The tivo is supposed to be capturing and displaying the raw mpeg signal, right? So there should be no encoding/compression issues?

Anyone else experience this? Perhaps this is just the way tivos are and you have to live with it?


----------



## jth tv (Nov 15, 2014)

Here there is no quality difference between the TV's tuner and the TV using Roamio Basic tuners. My TV has a button that shows the video format and they are the same for both.

Check the settings of the Tivo.

Settings, Settings, Video, Video Output Format. 

I've checkmarked several formats as I do not mind the slight delay in switching native broadcast formats as I rarely surf live tv. I almost always watch recorded shows and the delay is fine. Others pick one format to avoid flickering when switching. 

It is probably my imagination but I think my TV looks better using the native formats, particularly native 720p.


----------



## PCurry57 (Feb 27, 2012)

chicofox said:


> I bought my first-ever tivo (roamio ota) last weekend. There's lots to love but one glaring thing is the picture quality. I have it connected via hdmi but I find the picture a bit fuzzy compared to my tv with the antenna directly connected which produces a very sharp image.
> 
> The tivo is supposed to be capturing and displaying the raw mpeg signal, right? So there should be no encoding/compression issues?
> 
> Anyone else experience this? Perhaps this is just the way tivos are and you have to live with it?


What you are probably experiencing is your tv's picture mode seeing being different for various inputs one is likely set for AUTO another maybe set for games, sports movies.... try cycling picture modes on the TV.


----------



## raqball (Feb 23, 2015)

I'd agree that it's probably a setting on your TV or the Tivo.

I suppose it's possible that the Tivo has a hardware problem but I'd check all the settings 1st and if the problem continues then maybe the unit needs to be exchanged..


----------



## JoeKustra (Dec 7, 2012)

chicofox said:


> I bought my first-ever tivo (roamio ota) last weekend. There's lots to love but one glaring thing is the picture quality.
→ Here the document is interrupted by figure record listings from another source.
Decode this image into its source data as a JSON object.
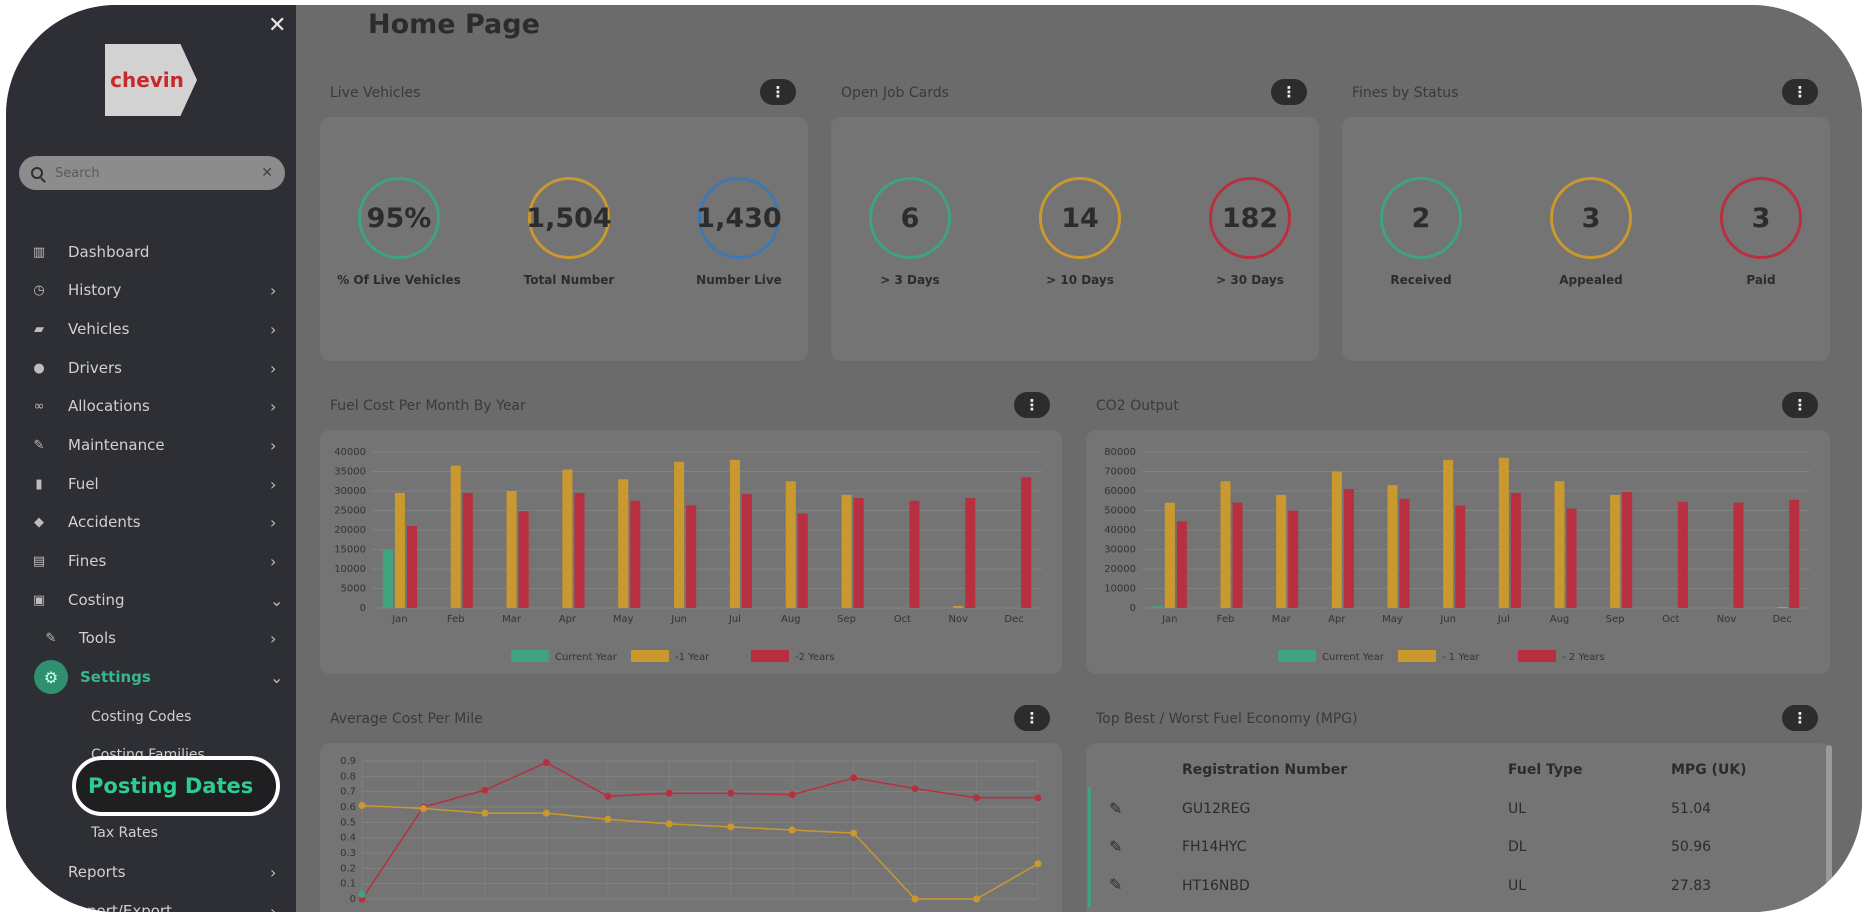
{
  "sidebar": {
    "logo_text": "chevin",
    "close_icon": "close-icon",
    "search": {
      "placeholder": "Search"
    },
    "items": [
      {
        "label": "Dashboard",
        "icon": "chart-icon"
      },
      {
        "label": "History",
        "icon": "clock-icon"
      },
      {
        "label": "Vehicles",
        "icon": "car-icon"
      },
      {
        "label": "Drivers",
        "icon": "user-icon"
      },
      {
        "label": "Allocations",
        "icon": "link-icon"
      },
      {
        "label": "Maintenance",
        "icon": "wrench-icon"
      },
      {
        "label": "Fuel",
        "icon": "fuel-icon"
      },
      {
        "label": "Accidents",
        "icon": "crash-icon"
      },
      {
        "label": "Fines",
        "icon": "document-icon"
      },
      {
        "label": "Costing",
        "icon": "money-icon"
      }
    ],
    "costing_children": {
      "tools": "Tools",
      "settings": "Settings",
      "settings_children": [
        "Costing Codes",
        "Costing Families",
        "Posting Dates",
        "Tax Rates"
      ]
    },
    "reports": "Reports",
    "import_export": "Import/Export"
  },
  "main": {
    "title": "Home Page",
    "live_vehicles": {
      "title": "Live Vehicles",
      "gauges": [
        {
          "value": "95%",
          "label": "% Of Live Vehicles",
          "color": "#3fa37e"
        },
        {
          "value": "1,504",
          "label": "Total Number",
          "color": "#c9992f"
        },
        {
          "value": "1,430",
          "label": "Number Live",
          "color": "#3e78b3"
        }
      ]
    },
    "open_job_cards": {
      "title": "Open Job Cards",
      "gauges": [
        {
          "value": "6",
          "label": "> 3 Days",
          "color": "#3fa37e"
        },
        {
          "value": "14",
          "label": "> 10 Days",
          "color": "#c9992f"
        },
        {
          "value": "182",
          "label": "> 30 Days",
          "color": "#b83040"
        }
      ]
    },
    "fines_by_status": {
      "title": "Fines by Status",
      "gauges": [
        {
          "value": "2",
          "label": "Received",
          "color": "#3fa37e"
        },
        {
          "value": "3",
          "label": "Appealed",
          "color": "#c9992f"
        },
        {
          "value": "3",
          "label": "Paid",
          "color": "#b83040"
        }
      ]
    },
    "fuel_cost_title": "Fuel Cost Per Month By Year",
    "co2_title": "CO2 Output",
    "avg_cost_title": "Average Cost Per Mile",
    "mpg_table": {
      "title": "Top Best / Worst Fuel Economy (MPG)",
      "headers": [
        "Registration Number",
        "Fuel Type",
        "MPG (UK)"
      ],
      "rows": [
        {
          "reg": "GU12REG",
          "fuel": "UL",
          "mpg": "51.04"
        },
        {
          "reg": "FH14HYC",
          "fuel": "DL",
          "mpg": "50.96"
        },
        {
          "reg": "HT16NBD",
          "fuel": "UL",
          "mpg": "27.83"
        }
      ]
    }
  },
  "chart_data": [
    {
      "type": "bar",
      "categories": [
        "Jan",
        "Feb",
        "Mar",
        "Apr",
        "May",
        "Jun",
        "Jul",
        "Aug",
        "Sep",
        "Oct",
        "Nov",
        "Dec"
      ],
      "ylim": [
        0,
        40000
      ],
      "yticks": [
        0,
        5000,
        10000,
        15000,
        20000,
        25000,
        30000,
        35000,
        40000
      ],
      "series": [
        {
          "name": "Current Year",
          "color": "#3fa37e",
          "values": [
            15000,
            0,
            0,
            0,
            0,
            0,
            0,
            0,
            0,
            0,
            0,
            0
          ]
        },
        {
          "name": "-1 Year",
          "color": "#c9992f",
          "values": [
            29500,
            36500,
            30000,
            35500,
            33000,
            37500,
            38000,
            32500,
            29000,
            0,
            500,
            0
          ]
        },
        {
          "name": "-2 Years",
          "color": "#b83040",
          "values": [
            21000,
            29500,
            24800,
            29500,
            27500,
            26300,
            29200,
            24200,
            28200,
            27500,
            28200,
            33500
          ]
        }
      ]
    },
    {
      "type": "bar",
      "categories": [
        "Jan",
        "Feb",
        "Mar",
        "Apr",
        "May",
        "Jun",
        "Jul",
        "Aug",
        "Sep",
        "Oct",
        "Nov",
        "Dec"
      ],
      "ylim": [
        0,
        80000
      ],
      "yticks": [
        0,
        10000,
        20000,
        30000,
        40000,
        50000,
        60000,
        70000,
        80000
      ],
      "series": [
        {
          "name": "Current Year",
          "color": "#3fa37e",
          "values": [
            1000,
            0,
            0,
            0,
            0,
            0,
            0,
            0,
            0,
            0,
            0,
            0
          ]
        },
        {
          "name": "- 1 Year",
          "color": "#c9992f",
          "values": [
            54000,
            65000,
            58000,
            70000,
            63000,
            76000,
            77000,
            65000,
            58000,
            0,
            0,
            500
          ]
        },
        {
          "name": "- 2 Years",
          "color": "#b83040",
          "values": [
            44500,
            54000,
            50000,
            61000,
            56000,
            52500,
            59000,
            51000,
            59500,
            54500,
            54000,
            55500
          ]
        }
      ]
    },
    {
      "type": "line",
      "ylim": [
        0,
        0.9
      ],
      "yticks": [
        0,
        0.1,
        0.2,
        0.3,
        0.4,
        0.5,
        0.6,
        0.7,
        0.8,
        0.9
      ],
      "series": [
        {
          "color": "#b83040",
          "values": [
            0,
            0.6,
            0.71,
            0.89,
            0.67,
            0.69,
            0.69,
            0.68,
            0.79,
            0.72,
            0.66,
            0.66
          ]
        },
        {
          "color": "#c9992f",
          "values": [
            0.61,
            0.59,
            0.56,
            0.56,
            0.52,
            0.49,
            0.47,
            0.45,
            0.43,
            0,
            0,
            0.23
          ]
        },
        {
          "color": "#3fa37e",
          "values": [
            0.03
          ]
        }
      ]
    }
  ]
}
I have it connected via hdmi but I find the picture a bit fuzzy compared to my tv with the antenna directly connected which produces a very sharp image.
> 
> The tivo is supposed to be capturing and displaying the raw mpeg signal, right? So there should be no encoding/compression issues?
> 
> Anyone else experience this? Perhaps this is just the way tivos are and you have to live with it?


Keep in mind I like the picture on my basic TiVo, but I sort of agree with you. Until last week I had clear QAM channels. I could use my TV's tuner and switch between the raw QAM and the TiVo's slightly delayed picture. The TV always seemed clearer. My TiVo has its screen and display parameters the same for all inputs except those I have left on Auto, so that may be the cause. It's impossible to account for those Auto settings and their effect. But, if it matters, you never are watching "live" TV since the 30 minute buffer is a factor. Again, if it wasn't for the button that gives my a quick A-B comparison I never would have seen a difference. I have changed the HDMI cable also and have my output set to fixed 1080p since that's what TiVo selected and is the native resolution of the TV.


----------



## Dan203 (Apr 17, 2000)

JoeKustra said:


> But, if it matters, you never are watching "live" TV since the 30 minute buffer is a factor.
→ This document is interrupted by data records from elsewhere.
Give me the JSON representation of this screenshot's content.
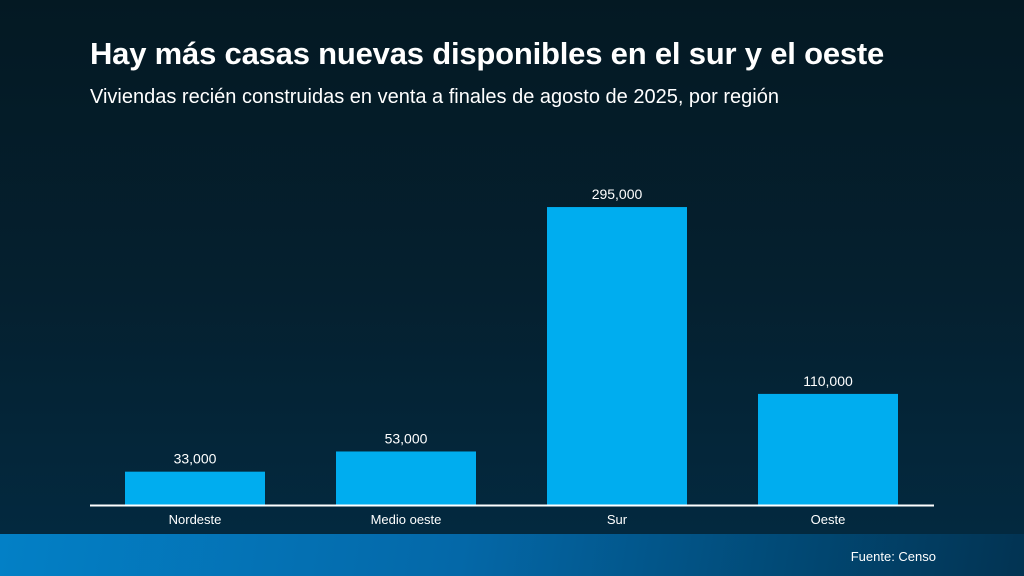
{
  "title": "Hay más casas nuevas disponibles en el sur y el oeste",
  "subtitle": "Viviendas recién construidas en venta a finales de agosto de 2025, por región",
  "source": "Fuente: Censo",
  "colors": {
    "bar": "#00adef",
    "axis": "#ffffff"
  },
  "chart_data": {
    "type": "bar",
    "title": "Hay más casas nuevas disponibles en el sur y el oeste",
    "subtitle": "Viviendas recién construidas en venta a finales de agosto de 2025, por región",
    "categories": [
      "Nordeste",
      "Medio oeste",
      "Sur",
      "Oeste"
    ],
    "values": [
      33000,
      53000,
      295000,
      110000
    ],
    "labels": [
      "33,000",
      "53,000",
      "295,000",
      "110,000"
    ],
    "xlabel": "",
    "ylabel": "",
    "ylim": [
      0,
      300000
    ],
    "grid": false
  }
}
But in the age of digital TV this no longer matters. The TiVo isn't doing anything except copying the bits from the live stream to the hard drive. The signal is exactly the same. Also it's highly unlikely to be the decoder hardware inside the TiVo as all the "quality" parts of temporal compression (i.e. MPEG-2 and MPEG-4) happen on the encode side. As long as the decoder is designed to the spec it should produce identical quality to any other decoder designed to spec.

Now there could be some extra video processing the TV is applying to it's own decoder which it does not apply to HDMI input. Especially with those "auto" options. That might explain the difference. But all things being truly equal there should be no difference between TiVo output and your TVs own tuner.


----------



## elwaylite (Apr 23, 2006)

OTA PQ on my tivo, to my plasma, is outstanding.


----------



## telemark (Nov 12, 2013)

Fuzzy picture could be due to 720p mode.

Have you checked the Tivo settings or whether the TV reports it as such?


----------



## ncted (May 13, 2007)

elwaylite said:


> OTA PQ on my tivo, to my plasma, is outstanding.


Ditto


----------